Как ни странно, сложнее всего было пройти Площадь Ленина, сделавшей из своей станции настоящую крепость (к слову, как и Дыбенко). Вот он — оплот силы, того самого инструмента, от которого люди загнали себя под землю и без которого сейчас не выжить. Парадоксы мироздания. Пришлось отдать часть оружия, трофейные ножи, оставив намордник с допфильтром и АК-74 с оптическим прицелом и парой рожков к нему. Автомат, который Глыба выторговал у Антона Сомова вместе с бутылём самогона. Если тот, про которого говорила девушка на Лесной, убил Вано (брат на брата), то бояться бордюрщиков не имело смысла. Без своего Властителя да поджимающих с севера каннибалов стране видать анархию и стакан портвейна.
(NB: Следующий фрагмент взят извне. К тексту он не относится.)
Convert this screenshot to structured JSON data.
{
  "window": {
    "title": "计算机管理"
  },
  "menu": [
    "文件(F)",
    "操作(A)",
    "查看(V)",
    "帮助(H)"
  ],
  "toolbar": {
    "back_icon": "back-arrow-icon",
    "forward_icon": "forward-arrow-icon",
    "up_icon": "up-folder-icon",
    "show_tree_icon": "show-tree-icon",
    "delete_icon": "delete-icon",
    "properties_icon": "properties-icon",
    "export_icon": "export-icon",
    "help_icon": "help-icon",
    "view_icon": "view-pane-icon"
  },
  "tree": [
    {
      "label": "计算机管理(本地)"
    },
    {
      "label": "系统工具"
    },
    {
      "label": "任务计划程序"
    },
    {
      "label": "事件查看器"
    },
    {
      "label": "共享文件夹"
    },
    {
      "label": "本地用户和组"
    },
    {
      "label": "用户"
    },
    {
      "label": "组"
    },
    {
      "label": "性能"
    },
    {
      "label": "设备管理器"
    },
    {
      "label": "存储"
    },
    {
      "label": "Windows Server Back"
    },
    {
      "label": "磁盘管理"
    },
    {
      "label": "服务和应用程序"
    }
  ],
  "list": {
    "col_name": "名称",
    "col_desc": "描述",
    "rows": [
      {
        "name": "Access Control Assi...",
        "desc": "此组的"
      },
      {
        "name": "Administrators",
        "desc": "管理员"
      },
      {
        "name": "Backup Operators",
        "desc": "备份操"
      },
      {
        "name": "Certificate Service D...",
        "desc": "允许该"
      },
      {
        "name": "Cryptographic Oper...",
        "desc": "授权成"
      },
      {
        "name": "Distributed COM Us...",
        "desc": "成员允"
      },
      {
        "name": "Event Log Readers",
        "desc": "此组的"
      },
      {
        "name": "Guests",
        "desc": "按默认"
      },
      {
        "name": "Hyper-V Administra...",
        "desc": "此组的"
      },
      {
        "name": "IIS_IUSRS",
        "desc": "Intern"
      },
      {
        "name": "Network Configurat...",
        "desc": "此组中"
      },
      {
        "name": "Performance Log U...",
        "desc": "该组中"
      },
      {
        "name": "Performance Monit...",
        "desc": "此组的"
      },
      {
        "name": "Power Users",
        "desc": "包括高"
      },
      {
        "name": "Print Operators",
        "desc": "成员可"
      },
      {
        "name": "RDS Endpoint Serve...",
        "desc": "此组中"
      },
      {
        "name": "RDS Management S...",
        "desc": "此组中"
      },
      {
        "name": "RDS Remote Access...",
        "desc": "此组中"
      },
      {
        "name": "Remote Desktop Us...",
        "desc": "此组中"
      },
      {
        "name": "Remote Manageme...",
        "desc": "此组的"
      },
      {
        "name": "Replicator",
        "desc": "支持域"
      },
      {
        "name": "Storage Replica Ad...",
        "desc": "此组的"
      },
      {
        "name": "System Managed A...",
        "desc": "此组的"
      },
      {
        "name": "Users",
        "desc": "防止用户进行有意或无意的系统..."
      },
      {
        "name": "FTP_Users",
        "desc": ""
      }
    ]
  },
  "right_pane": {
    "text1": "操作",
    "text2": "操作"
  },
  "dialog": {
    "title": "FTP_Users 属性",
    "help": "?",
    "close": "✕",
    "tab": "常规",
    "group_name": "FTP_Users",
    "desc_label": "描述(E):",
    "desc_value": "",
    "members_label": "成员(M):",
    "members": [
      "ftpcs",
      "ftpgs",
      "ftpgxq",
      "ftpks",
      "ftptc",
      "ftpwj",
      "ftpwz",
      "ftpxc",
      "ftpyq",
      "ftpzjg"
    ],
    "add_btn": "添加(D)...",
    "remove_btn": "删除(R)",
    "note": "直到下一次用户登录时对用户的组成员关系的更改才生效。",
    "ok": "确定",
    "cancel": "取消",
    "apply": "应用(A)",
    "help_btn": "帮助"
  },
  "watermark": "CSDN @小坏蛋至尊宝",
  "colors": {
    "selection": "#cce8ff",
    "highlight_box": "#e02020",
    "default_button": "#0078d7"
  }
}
Битый час ушёл на то, чтоб только попасть на Чернышевскую. Там, не задерживаясь, на Восстания и Маяк. Никто ни сказал ни слова. Молох выиграл, они все выиграли — Вано мёртв. Скорее всего, оба брата мертвы: второй всяко дал бы о себе знать, к тому же прошло более двух суток. «Большая цена — подумал Глыба. — Терять собрата по оружию». Пока диггер размышлял, он чуть не наткнулся на единственный патруль к станции Маяковская. Не смотря на смятение в рядах противника, лишний раз бряцать оружием не хотелось. К тому же бордюры, пока оттягивали войска на помощь Горьковской и Петроградской, понесли крупные потери. Империя, ранее союзник, нанесла диверсию, положив всю верхушку главнокомандования москалей. Восстания, Маяк с неизменным Знаком Солнца на поэте давнего времени, Гостиный двор, к которому выходил Глыба, были обезглавлены. И никто не обращал внимания на одиноко бредущего солдата с АК-74 за плащом. Именно там, будучи на станции Глыба узнал, что москали, совместно с Приморским Альянсом (вот вам и новые союзнички), собираются на отчаянный шаг — с хирургической точностью отрезать верх Синей ветки от метро, до конца затопив Горьковскую серией локальных взрывов. Филадельфийский эксперимент без чудесного появления: затопить и заодно заживо похоронить оставшихся на обречённой станции ничего не подразумевающих солдат. Молодых парней, слепо отдающих долг мнимой Родине.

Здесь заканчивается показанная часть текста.